Abstract

Laparoscopic cholecystectomy at standard-pressure pneumoperitoneum uses a pressure of 12-14 mm Hg, which may cause a variety of adverse physiological changes involving the respiratory, cardiovascular, and hepatorenal systems reflected as subclinical abnormalities in biochemical parameters. The use of low-pressure pneumoperitoneum in the range of 8-10 mm Hg has been shown to reduce the adverse physiological changes without affecting the outcome of surgery. This study was done in a randomized controlled manner. Patients with gallstone disease (n=101) underwent laparoscopic cholecystectomy. Patients were randomly assigned to high-pressure laparoscopic cholecystectomy (HPLC) (n=51) and low-pressure laparoscopic cholecystectomy (LPLC) (n=50) and underwent surgery at pressures of 14 mm Hg and 8 mm Hg, respectively. Liver function tests, including total bilirubin, alanine aminotransferase (ALT), aspartate aminotransferase (AST), and alkaline phosphatase, were obtained preoperatively and on postoperative Days 1 and 7. The two study groups had similar demographic profiles, and there were no significant differences in the operative time (HPLC, 47.25 ± 6.73 minutes; LPLC, 48.00 ± 7.76 minutes; P=.6071) and pneumoperitoneum time (HPLC, 34.02 ± 5.29 minutes; LPLC, 34.60 ± 6.13 minutes; P=.6115).

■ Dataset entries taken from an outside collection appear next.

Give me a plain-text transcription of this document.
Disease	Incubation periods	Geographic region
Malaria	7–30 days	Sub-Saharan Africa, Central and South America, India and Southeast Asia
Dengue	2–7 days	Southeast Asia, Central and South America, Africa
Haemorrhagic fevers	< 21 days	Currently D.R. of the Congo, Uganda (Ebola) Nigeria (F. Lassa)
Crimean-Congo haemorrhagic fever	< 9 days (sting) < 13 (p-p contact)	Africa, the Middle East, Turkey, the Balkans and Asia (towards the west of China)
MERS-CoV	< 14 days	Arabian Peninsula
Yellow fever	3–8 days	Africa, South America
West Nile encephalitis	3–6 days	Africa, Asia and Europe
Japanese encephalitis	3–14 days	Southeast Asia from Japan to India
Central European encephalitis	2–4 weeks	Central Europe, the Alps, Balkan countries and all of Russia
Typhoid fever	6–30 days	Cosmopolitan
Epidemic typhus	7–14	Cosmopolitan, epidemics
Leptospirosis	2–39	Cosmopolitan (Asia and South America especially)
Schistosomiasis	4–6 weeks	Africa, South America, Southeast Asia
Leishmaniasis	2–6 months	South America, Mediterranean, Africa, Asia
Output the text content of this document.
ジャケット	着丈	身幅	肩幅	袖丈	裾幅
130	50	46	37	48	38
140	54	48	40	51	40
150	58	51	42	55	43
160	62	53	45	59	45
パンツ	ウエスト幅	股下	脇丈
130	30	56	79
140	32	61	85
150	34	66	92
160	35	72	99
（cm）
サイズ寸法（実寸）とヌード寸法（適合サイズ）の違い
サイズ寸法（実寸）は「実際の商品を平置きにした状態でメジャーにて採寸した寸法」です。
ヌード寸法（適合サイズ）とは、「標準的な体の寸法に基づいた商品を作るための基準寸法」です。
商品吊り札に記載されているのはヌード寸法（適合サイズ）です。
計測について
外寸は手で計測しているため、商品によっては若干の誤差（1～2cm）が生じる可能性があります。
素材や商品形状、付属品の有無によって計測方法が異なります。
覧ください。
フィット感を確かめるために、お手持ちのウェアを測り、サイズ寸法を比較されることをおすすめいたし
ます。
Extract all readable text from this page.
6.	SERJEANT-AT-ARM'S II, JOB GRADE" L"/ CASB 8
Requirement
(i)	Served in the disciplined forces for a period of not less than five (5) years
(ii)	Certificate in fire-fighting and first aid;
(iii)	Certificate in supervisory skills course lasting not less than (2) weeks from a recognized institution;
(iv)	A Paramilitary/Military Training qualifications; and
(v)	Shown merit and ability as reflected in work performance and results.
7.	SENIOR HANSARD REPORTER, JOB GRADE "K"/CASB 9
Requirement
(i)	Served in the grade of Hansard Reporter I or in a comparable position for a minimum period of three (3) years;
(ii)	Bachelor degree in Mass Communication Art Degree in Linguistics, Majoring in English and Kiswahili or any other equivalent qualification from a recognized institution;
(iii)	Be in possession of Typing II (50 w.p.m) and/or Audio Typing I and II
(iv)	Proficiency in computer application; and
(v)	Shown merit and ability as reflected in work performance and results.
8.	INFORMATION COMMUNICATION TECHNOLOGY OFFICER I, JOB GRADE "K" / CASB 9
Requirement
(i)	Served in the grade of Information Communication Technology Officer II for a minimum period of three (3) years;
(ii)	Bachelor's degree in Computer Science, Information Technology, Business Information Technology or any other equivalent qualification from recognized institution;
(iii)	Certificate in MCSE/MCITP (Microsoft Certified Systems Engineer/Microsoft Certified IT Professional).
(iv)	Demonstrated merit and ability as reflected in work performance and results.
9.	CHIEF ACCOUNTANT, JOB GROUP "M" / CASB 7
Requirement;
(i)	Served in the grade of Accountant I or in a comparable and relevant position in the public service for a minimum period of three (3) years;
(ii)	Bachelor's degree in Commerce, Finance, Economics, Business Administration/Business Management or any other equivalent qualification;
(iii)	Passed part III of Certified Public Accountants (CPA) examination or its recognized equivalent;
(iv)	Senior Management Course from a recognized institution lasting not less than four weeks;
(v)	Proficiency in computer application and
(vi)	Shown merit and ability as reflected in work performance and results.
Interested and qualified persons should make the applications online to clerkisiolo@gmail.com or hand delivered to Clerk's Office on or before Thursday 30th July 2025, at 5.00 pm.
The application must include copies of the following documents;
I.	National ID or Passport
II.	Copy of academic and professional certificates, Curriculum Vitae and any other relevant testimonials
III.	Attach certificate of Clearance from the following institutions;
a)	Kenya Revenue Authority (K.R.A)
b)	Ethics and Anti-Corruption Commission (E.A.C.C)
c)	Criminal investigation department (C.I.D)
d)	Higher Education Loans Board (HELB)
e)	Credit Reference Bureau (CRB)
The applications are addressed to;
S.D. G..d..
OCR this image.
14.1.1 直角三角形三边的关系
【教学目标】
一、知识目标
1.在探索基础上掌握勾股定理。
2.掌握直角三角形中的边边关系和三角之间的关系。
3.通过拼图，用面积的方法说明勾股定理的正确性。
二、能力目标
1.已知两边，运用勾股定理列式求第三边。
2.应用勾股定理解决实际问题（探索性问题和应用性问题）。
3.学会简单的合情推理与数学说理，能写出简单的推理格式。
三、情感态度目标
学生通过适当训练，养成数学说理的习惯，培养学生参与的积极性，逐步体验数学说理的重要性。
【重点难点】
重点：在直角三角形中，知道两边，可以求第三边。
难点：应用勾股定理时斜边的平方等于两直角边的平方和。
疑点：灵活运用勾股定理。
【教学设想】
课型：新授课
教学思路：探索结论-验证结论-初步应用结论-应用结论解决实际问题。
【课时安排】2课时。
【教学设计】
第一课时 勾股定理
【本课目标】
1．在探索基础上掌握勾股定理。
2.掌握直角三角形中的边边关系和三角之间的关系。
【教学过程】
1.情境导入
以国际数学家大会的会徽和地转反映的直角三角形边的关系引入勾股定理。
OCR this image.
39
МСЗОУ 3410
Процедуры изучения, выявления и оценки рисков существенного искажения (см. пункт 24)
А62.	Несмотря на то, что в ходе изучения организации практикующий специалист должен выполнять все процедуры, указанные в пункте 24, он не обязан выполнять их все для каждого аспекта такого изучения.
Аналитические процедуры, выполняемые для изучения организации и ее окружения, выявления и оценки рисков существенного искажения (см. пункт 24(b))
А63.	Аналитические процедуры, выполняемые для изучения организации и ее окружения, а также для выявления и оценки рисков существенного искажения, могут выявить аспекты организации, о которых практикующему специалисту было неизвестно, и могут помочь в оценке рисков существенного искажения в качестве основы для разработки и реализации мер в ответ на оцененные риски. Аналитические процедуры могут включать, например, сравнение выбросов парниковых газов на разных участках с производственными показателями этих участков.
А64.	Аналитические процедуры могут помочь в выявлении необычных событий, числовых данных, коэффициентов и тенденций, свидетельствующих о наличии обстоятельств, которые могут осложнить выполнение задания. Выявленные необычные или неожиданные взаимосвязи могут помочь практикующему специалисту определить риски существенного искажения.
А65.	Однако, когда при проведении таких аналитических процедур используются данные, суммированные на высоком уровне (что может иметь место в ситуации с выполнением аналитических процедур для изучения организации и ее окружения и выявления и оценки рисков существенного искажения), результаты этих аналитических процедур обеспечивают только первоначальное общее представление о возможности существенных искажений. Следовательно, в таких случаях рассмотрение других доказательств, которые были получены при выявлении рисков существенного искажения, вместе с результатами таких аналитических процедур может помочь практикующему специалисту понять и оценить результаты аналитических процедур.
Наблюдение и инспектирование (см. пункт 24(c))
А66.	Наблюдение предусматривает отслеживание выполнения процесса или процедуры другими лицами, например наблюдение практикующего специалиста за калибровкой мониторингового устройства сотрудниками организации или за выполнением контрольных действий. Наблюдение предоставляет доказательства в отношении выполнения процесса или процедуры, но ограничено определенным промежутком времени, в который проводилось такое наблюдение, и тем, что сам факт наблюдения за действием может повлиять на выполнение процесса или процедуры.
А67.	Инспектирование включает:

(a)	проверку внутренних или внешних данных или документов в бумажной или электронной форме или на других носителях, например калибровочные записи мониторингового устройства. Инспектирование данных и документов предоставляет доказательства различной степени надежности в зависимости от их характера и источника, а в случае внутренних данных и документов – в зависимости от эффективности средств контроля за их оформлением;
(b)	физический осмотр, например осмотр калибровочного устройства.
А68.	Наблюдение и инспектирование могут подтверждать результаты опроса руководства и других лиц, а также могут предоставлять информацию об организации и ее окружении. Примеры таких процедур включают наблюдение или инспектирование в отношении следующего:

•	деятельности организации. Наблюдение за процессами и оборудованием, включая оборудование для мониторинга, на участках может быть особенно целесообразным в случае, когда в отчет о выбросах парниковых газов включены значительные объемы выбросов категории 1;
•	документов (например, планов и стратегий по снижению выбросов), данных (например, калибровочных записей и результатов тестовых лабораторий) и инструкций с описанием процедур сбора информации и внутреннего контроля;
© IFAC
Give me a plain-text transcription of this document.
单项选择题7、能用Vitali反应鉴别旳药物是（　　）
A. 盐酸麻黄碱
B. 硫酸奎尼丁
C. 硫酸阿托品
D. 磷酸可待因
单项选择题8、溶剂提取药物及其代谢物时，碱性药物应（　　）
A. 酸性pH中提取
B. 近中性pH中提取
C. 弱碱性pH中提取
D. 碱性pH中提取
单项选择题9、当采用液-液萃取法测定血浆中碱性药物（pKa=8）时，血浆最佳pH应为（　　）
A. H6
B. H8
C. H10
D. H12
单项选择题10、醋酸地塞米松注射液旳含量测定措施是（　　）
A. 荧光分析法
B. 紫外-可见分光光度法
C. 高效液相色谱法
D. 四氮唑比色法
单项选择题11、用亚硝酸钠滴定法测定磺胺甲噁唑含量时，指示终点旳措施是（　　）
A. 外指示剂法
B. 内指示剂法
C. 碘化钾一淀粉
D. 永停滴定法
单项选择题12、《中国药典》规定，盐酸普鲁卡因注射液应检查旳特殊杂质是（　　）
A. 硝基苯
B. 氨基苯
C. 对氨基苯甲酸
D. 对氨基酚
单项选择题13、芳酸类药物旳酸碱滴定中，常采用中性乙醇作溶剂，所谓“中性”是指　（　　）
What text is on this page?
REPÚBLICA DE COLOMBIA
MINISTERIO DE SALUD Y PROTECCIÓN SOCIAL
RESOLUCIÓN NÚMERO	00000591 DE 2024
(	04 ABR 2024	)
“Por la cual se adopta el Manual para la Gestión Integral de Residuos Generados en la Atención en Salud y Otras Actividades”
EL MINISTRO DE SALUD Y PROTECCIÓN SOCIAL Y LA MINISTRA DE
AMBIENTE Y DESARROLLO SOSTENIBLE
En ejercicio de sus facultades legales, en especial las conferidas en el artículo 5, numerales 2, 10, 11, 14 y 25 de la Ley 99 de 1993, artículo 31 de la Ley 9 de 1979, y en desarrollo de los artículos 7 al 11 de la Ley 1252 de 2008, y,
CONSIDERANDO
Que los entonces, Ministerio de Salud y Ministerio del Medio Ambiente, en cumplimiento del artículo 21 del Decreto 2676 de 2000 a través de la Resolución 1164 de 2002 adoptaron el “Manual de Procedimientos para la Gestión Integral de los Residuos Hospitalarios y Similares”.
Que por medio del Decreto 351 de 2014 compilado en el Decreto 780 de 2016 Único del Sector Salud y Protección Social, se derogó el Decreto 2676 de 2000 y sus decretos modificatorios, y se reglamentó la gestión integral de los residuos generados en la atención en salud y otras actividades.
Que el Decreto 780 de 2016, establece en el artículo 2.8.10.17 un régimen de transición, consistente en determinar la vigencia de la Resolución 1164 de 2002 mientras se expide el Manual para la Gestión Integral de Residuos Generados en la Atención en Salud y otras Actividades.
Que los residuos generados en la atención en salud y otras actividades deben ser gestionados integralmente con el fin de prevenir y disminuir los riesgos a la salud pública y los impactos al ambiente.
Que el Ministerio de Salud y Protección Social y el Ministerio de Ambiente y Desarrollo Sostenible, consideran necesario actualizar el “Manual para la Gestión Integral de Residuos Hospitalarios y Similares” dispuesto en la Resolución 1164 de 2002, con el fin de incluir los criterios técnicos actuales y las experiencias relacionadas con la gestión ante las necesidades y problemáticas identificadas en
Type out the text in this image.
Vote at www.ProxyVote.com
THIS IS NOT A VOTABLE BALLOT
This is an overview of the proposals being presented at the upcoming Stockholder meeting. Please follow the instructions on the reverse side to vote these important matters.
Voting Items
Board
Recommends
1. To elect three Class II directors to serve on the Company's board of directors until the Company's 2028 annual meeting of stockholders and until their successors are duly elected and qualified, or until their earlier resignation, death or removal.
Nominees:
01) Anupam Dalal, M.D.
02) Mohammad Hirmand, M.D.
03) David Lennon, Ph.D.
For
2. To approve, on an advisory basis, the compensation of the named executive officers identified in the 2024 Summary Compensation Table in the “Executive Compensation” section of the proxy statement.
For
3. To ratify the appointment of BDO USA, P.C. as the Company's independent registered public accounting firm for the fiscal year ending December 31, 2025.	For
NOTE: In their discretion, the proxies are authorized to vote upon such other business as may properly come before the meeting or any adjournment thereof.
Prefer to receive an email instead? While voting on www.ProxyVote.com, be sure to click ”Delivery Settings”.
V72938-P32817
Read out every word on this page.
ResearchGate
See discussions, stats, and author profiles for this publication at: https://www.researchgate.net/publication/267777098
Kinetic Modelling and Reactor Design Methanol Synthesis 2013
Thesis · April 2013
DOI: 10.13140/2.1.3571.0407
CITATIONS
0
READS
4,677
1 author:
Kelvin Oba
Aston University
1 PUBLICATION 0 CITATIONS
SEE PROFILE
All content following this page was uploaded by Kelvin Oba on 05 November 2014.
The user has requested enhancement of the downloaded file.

On postoperative Day 1, the total bilirubin levels were 1.0684 ± 0.4108 mg/dL and 0.8926 ± 0.3162 mg/dL for HPLC and LPLC (P=.0179), respectively, AST levels were 66.0810 ± 25.5868 IU/L and 42.2420 ± 14.7301 IU/L (P=.0001), respectively, and ALT levels were 68.1410 ± 31.4572 IU/L and 42.7460 ± 17.9405 IU/L (P=.0001), respectively. Thus, liver enzyme activities were significantly elevated in the HPLC group compared with the LPLC group. LPLC causes less abnormality in liver function tests in the postoperative period compared with HPLC. LPLC should be considered in all patients undergoing laparoscopic cholecystectomy, especially those patients with compromised liver functions.